Nineteen-seventy-two was the year that Allen seemed to arrive as a filmmaker and performer. The Allen-scripted, Herbert Ross–directed Play It Again, Sam benefited from the discipline Allen found necessary to include in its stageplay antecedent, and the cinematic and cosmic inevitability of its Casablanca-remake conclusion carried with it a surprisingly touching and self-informed realization of Allen’s comic persona. In contrast to Allen’s own egocentric directorial tendencies, Ross’s generally undistinguished direction contained two minor, but in retrospect significant, virtues: Meaningful presences other than Allen were permitted onscreen—Diane Keaton, Jerry Lacey, Viva, Susan Anspach; and for once Allen himself was guided successfully through a physical universe.

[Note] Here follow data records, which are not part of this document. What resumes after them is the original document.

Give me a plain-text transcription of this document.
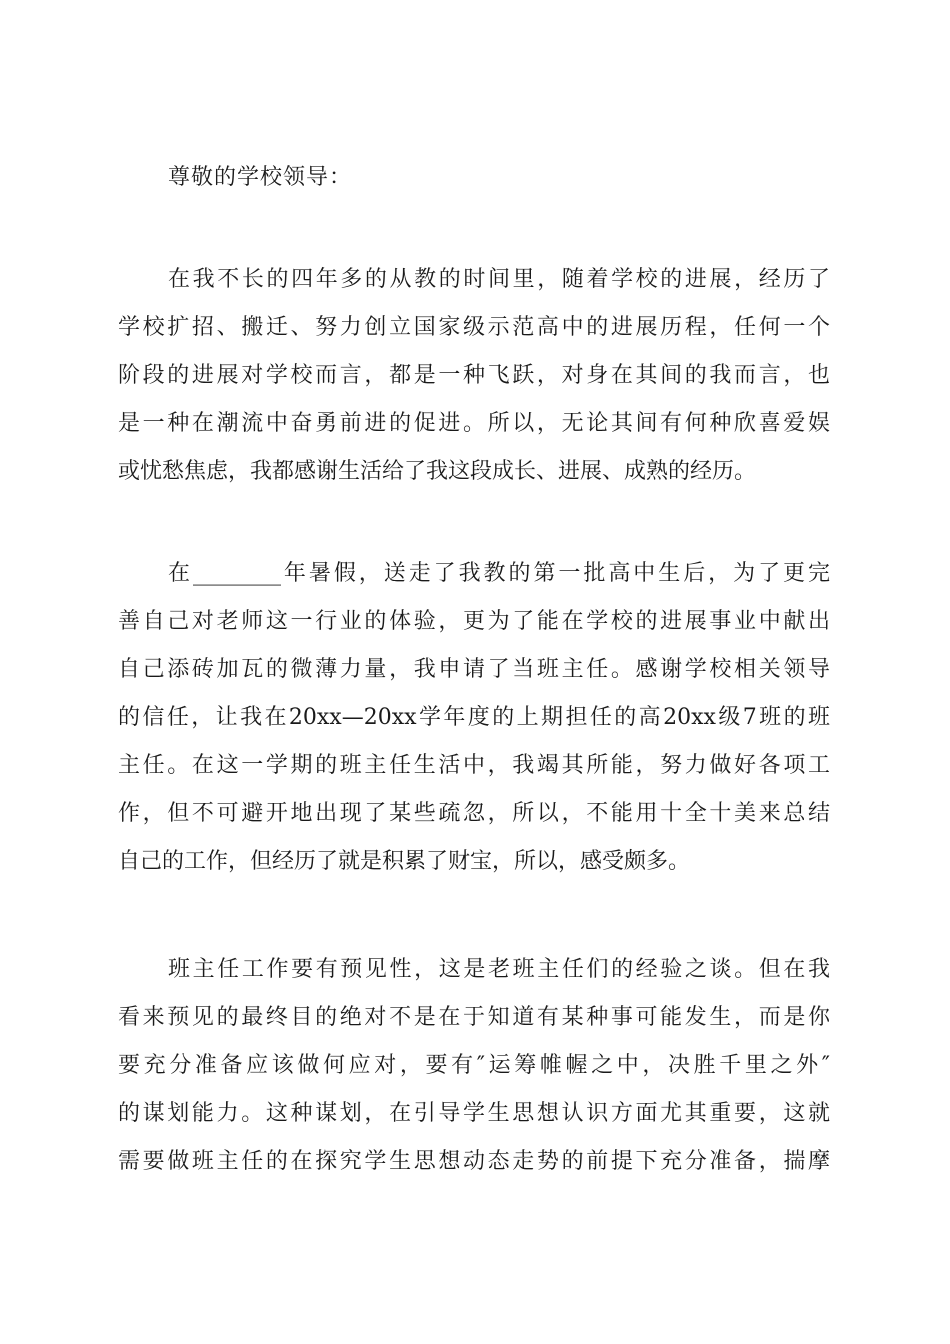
尊敬的学校领导：
在我不长的四年多的从教的时间里，随着学校的进展，经历了
学校扩招、搬迁、努力创立国家级示范高中的进展历程，任何一个
阶段的进展对学校而言，都是一种飞跃，对身在其间的我而言，也
是一种在潮流中奋勇前进的促进。所以，无论其间有何种欣喜爱娱
或忧愁焦虑，我都感谢生活给了我这段成长、进展、成熟的经历。
在________年暑假，送走了我教的第一批高中生后，为了更完
善自己对老师这一行业的体验，更为了能在学校的进展事业中献出
自己添砖加瓦的微薄力量，我申请了当班主任。感谢学校相关领导
的信任，让我在20xx—20xx学年度的上期担任的高20xx级7班的班
主任。在这一学期的班主任生活中，我竭其所能，努力做好各项工
作，但不可避开地出现了某些疏忽，所以，不能用十全十美来总结
自己的工作，但经历了就是积累了财宝，所以，感受颇多。
班主任工作要有预见性，这是老班主任们的经验之谈。但在我
看来预见的最终目的绝对不是在于知道有某种事可能发生，而是你
要充分准备应该做何应对，要有″运筹帷幄之中，决胜千里之外″
的谋划能力。这种谋划，在引导学生思想认识方面尤其重要，这就
需要做班主任的在探究学生思想动态走势的前提下充分准备，揣摩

Compare the economy and dramatic utility of the record-casting gag in Play It Again, Sam with the pace-, grace-, and proportionlessness (this from a man who studied with Martha Graham, and fancies himself a jazz musician) of another prop gag, the basketball business in Bananas, a bit that is flatfootedly typical of actor Allen’s attempts under his own direction at the sight-gag subspecies of physical comedy. (There are exceptions, of course: The wheelchair business in Sleeper, Allen’s fourth film as a director, comes instantly to mind, but even here actor Allen is subservient to the scene’s dramatic tension—the risk of discovery—and the upfront emphasis on mechanical anarchy.) Klutziness requires grace to define it, and the relative gracefulness of Play It Again, Sam‘s physical and behavioral environments imparted to Allen’s physical comedy a sense of chaotic interruption that his own (up until then) perpetually chaotic film environments did not underscore.